Known dependency factor 1 – Rotamer • However, the rotamers that FoldX predict does not coincide with the diagrams. • Either FoldX is not optimal, or the homology modeling done in the paper is not accurate. • But given the close agreement on the predicted and experimental difference in the binding affinity, most probably they are (more) correct. • I am still checking on that.
Known dependency factor 2 – Water • The thing that is explicitly computed in the NAR paper are the solvation penalties (the circles, rectangles and triangles in the diagram). • They claim that the water mediated H-bonds are not that crucial. • We can see that FoldX does compute hydration to a certain extent. Yet the rotamer search may not be good enough.

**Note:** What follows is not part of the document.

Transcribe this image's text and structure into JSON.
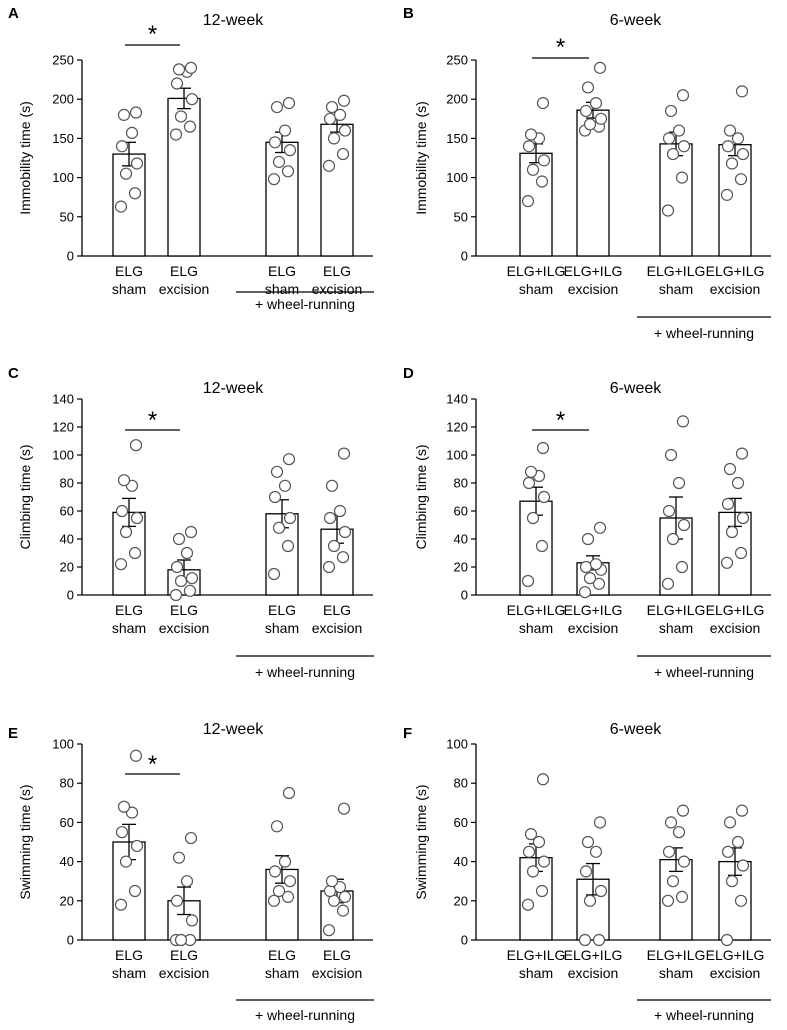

Known dependency factor 3 – DNA flexibility • DNA are not a rigid rod.
Known dependency factor 3 – DNA flexibility • G-C will have higher roll angle – making it less stable (weaker stacking energy) and easier to “open”. • There are several work showing that different dinucleotide steps have different bending and twisting energy.
Known dependency factor 3 – DNA flexibility • TATA binding protein actually binds TATA not because it generates the best binding energy • The bindings are mostly non-specific.
Conclusion • Up to now, the 3 factors are the known/most probable factors of DNA dependency. • The challenge would be to combine all these into one scoring function that is simple enough to run on large dataset.